In a change from the usual travel posts, an article I read this week resonated with me, reminding me of one of the many influential people who have crossed my path along the way and helped to make me who I am.
Jane Lunnon, Head Teacher of Wimbledon High School in London, has been in the news here in the UK for encouraging pupils at her all girls school to identify with the heroines of Shakespeare’s plays rather than modern celebrities. Whilst I agree with the sentiment behind Ms Lunnon’s actions, I’m not sure why her students’ role models have to be limited to the Bard’s women (particularly when you consider that all parts were portrayed by male actors when the plays were first performed and many spend much of the action dressed as the opposite sex). I suspect that my views are partly influenced by the fact that I have long been taught that my gender should not determine my fate. One particular example of this lesson also involved Shakespeare and a school teacher.
As a child I loved books and words and drama. I desperately wanted to be an actor. When I was about nine I was taken to watch a performance of A Midsummer Night’s Dream which was being staged by the local Secondary school. Also in the crowd that evening was Mrs Doyle, the teacher who ran my Primary school’s extra curricula drama club. She spotted me in the audience and, in the playground the next day, she stopped me to ask if I had enjoyed the show. When I said that I had she wanted to know which character I would like to be if we were to put on the play. Titania was my instant reply.
All these years later I still remember the surprise on her face. ‘Really?’ she said, ‘I have always pictured you as Puck’. This confused and disappointed me. Why wouldn’t I want to be Titania? To my young mind she was the lead, the Queen of the fairies in a play about fairies. She was magical and powerful, all of the things that I longed to be. Was I not good enough to be a Queen? Not good enough even to play at being a Queen?

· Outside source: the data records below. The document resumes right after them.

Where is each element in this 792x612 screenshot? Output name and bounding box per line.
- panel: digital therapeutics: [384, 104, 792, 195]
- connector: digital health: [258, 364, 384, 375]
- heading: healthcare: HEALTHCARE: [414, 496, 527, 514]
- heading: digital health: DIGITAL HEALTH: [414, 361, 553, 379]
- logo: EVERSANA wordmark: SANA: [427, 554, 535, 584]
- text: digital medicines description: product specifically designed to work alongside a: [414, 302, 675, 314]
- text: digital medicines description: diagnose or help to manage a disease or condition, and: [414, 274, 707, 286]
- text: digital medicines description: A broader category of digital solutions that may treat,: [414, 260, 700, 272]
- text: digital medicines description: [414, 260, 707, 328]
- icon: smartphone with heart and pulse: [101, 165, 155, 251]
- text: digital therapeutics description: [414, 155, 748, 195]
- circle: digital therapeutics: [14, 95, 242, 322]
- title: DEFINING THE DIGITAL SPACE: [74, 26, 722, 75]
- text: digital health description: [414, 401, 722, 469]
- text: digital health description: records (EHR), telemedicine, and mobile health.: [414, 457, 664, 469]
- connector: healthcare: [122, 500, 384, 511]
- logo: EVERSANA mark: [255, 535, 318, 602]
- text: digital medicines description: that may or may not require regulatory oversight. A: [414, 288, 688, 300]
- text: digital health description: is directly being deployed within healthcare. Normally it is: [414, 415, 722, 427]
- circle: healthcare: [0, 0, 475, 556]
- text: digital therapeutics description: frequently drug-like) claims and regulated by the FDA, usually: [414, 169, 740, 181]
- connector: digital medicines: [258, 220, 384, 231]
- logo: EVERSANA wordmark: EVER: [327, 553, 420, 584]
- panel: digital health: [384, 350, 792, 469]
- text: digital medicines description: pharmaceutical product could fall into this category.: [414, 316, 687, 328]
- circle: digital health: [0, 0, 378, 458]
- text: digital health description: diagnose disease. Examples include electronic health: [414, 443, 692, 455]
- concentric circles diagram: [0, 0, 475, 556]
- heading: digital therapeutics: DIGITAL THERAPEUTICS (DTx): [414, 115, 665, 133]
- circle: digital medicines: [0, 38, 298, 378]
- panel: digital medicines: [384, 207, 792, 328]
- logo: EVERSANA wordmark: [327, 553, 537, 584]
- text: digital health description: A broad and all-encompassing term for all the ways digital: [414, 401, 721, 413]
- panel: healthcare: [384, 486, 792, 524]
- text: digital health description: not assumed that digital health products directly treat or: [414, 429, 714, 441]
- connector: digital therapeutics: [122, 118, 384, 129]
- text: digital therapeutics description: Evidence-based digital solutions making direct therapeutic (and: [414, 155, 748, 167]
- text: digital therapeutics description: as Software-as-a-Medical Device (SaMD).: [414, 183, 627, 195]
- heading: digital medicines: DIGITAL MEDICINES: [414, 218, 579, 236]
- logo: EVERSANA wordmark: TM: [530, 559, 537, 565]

Like all good life lessons, the true meaning behind my teacher’s words only came to me much later when I was better able to appreciate and understand the sexual and class politics the play explores. Queen of the fairies Titania may be, and more than a match for her husband, but still she is fooled, tricked out of her prized favourite, subjected to derision and, eventually, pacified.
By contrast Puck is the only character to move the action forwards, triggering the confusion and bringing about its resolution. He dances freely between the human and fairy realms and his language shapes and defines everything he observes. If it really is all a dream then Puck is the imaginative sleeper, creating a world where the self-appointed rulers are not the ones in control. He is the playwright personified within the play, pushing the boundaries, occasionally too far, resulting in a re-write, shaping the plot and engineering endings. Puck is the author of his own destiny.
Setting aside for now who is the better role model, Puck is the greater actor’s challenge and that is what Mrs Doyle wanted for me. She did not see why I had to be limited in my choice of roles to those notionally ascribed as ‘female’ or ‘for girls’. I should be able to be whoever I wanted to be. Mrs Doyle was gender blind in her casting. Under her direction I appeared on the stage in many guises, the sorcerer’s apprentice, the pied piper of Hamelin and Prince Charming were just a few. It didn’t matter to her, and it never occurred to me, that these were ‘boy’s parts’ and that I couldn’t or shouldn’t play them.
I am now more than twenty years and six hundred miles from that place but the influence stays with me. Mrs Doyle was right, I am more Puck than Titania and I am very happy to be so. If, through some chance of circumstance you come to read this Mrs Doyle, thank you. I will always be truly grateful that you helped to keep the potion from my eyes.